Só agora me dou conta, raro leitor, de que elas andam por aí, anunciando a Páscoa e o advento do outono. A nova estação chega cheia de significados
 
(fala de Ressurreição e de urgentes renascimentos)
 
As flores das quaresmeiras têm tudo a ver com sentir claro, respirar limpo, passar longe dos abismos.

É o que eu penso nesse instante vendo-as vibrar na claridade, apesar da densa sombra que se abate sobre o Brasil com sua triste face de corrupção e violência social

mas não é só aqui, dizem os intérpretes do caos, mas sendo aqui, digo eu, já me basta, é o suficiente para danar a minha/nossa vida.

Estamos perplexos, temerosos, impotentes, humilhados diante da realidade que nos assola.

(dizer que saímos da escuridão abissal da ditadura e acabamos nisso, nesse buraco sem fundo que suga nossa alegria, nosso trabalho, nossa paz, nosso sangue, nossos sonhos

ceifa vidas diariamente nas ruas do país sem lei, sem autoridade, sem saúde, sem educação, sem esperança (tudo, claro, garantido no papel),

trágicas ruas onde se afunda o famoso, nunca demais louvado, não obstante sempre negligenciado estado democrático de direito

- de que estado e de que direito estamos falando mesmo? -

ninguém sabe ao certo se existe de fato e o que é isto no aqui e agora, nem mesmo se depois de tanta indiferença, omissão, arrogância, malandrice, cinismo e incompetência haverá ainda um país para chorar)

photo: j.finatto, 15.3.2014
  
Mas olhando as quaresmeiras em flor, nesta hora e neste lugar, ao menos nesse efêmero instante, a morte não tem nem pode ter guarida.

As flores das quaresmeiras são o oposto da morte, negação do desespero e do abandono (longo abandono de séculos). 
 
(a delicadeza dos ramos, pétalas e cores remete a um mundo outro)
 
Um tempo de recolhimento e silenciosas caminhadas por estradas interiores nos habita na quaresma.
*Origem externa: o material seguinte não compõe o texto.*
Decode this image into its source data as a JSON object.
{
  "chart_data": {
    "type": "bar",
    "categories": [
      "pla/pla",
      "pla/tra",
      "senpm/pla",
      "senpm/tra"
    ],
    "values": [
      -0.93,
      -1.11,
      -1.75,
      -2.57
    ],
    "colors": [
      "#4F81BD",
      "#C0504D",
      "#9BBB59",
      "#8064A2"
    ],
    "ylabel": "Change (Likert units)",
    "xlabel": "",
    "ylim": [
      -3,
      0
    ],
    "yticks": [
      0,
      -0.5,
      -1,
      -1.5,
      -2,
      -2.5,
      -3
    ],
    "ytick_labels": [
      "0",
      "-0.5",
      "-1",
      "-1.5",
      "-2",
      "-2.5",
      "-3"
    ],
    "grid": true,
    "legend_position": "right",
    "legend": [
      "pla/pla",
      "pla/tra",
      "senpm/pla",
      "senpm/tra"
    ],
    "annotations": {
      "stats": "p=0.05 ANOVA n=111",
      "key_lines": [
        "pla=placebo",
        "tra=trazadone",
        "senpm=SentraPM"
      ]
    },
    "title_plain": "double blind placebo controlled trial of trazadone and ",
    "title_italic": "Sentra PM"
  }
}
Olhar atento ao solitário vôo do pássaro sobre os fios de luz, tecendo destino e distância com a nossa esperança (por um fio).
 
Tempo de resistência

(como sempre)

de atravessar a ponte
 
(sobre o rio das mortes)
 
e chegar vivo do outro lado. 


photo: j.finatto, 15.3.2014
 

sábado, 17 de março de 2012

Primeiro informe do outono

Jorge Adelar Finatto


photo: j.finatto


Uma certa luz

Este é o último sábado de verão. O próximo será outono. Chega ao fim o longo e suado estio. Os primeiros ocres e amarelos surgem nas folhas. É tempo de passagem para uma nova luz. Quaresma. O tempo das quaresmeiras em flor.


Um certo artista

Deus é um artista caprichoso e incomparável. Só ele tem paciência e tempo (a eternidade, no caso) para pintar folha por folha, ramo por ramo, galho por galho com tamanho engenho e arte. E sua caixa de lápis de cor não tem igual no universo.

O que é o fotógrafo da natureza, senão um mero copiador da obra Dele, sem nada pagar de direito autoral?


photo: j.finatto

Que a nova estação nos traga boas notícias nas cartas do vento.


Cavalo-Marinho

Uma das coisas mais bonitas que ouvi ultimamente é a música Cavalo-Marinho, de Cacaso e Nando Carneiro, na linda voz de Rosa Emília. Está no youtube, onde alguém colocou a canção com imagens do nascimento de um cavalo-marinho. Algo raro, emocionante:

 http://www.youtube.com/watch?v=h-jI0bObvVI

O poema de Cacaso é de uma simplicidade tocante:

                            Galopa cavalo marinho
                                    me ensina o caminho
                                    que devo tomar
                                    Solta as crinas no vento
                                    galopa no vento
                                    cavalo do mar

Está no livro Mar de Mineiro (poemas e canções), de 1982.


Balaio de uva na beira da estrada

Nessa época, quem anda pelas estradas da serra costuma encontrar tendas onde se vendem uvas em balaios de vime. Também oferecem queijos, frutas, verduras, embutidos, vinhos, chás, produtos coloniais e artesanais, chapéus de palha, além de boa conversa. As tendas estão à sombra de frondosos plátanos, cujas folhas começam a dourar. Sentir o cheiro e a frescura desses lugares é voltar um pouco na infância. Às vezes, lá longe, uma cascata branca escorre numa escarpa de antiquíssimo basalto.


photo: j.finatto


Milagres

Não acredito muito em milagres, mas que existem, existem. Tanto é que estou/estamos por aqui, em mais um outono de nossas vidas. Considerando as duras vicissitudes e os entrementes, isto não é pouca coisa.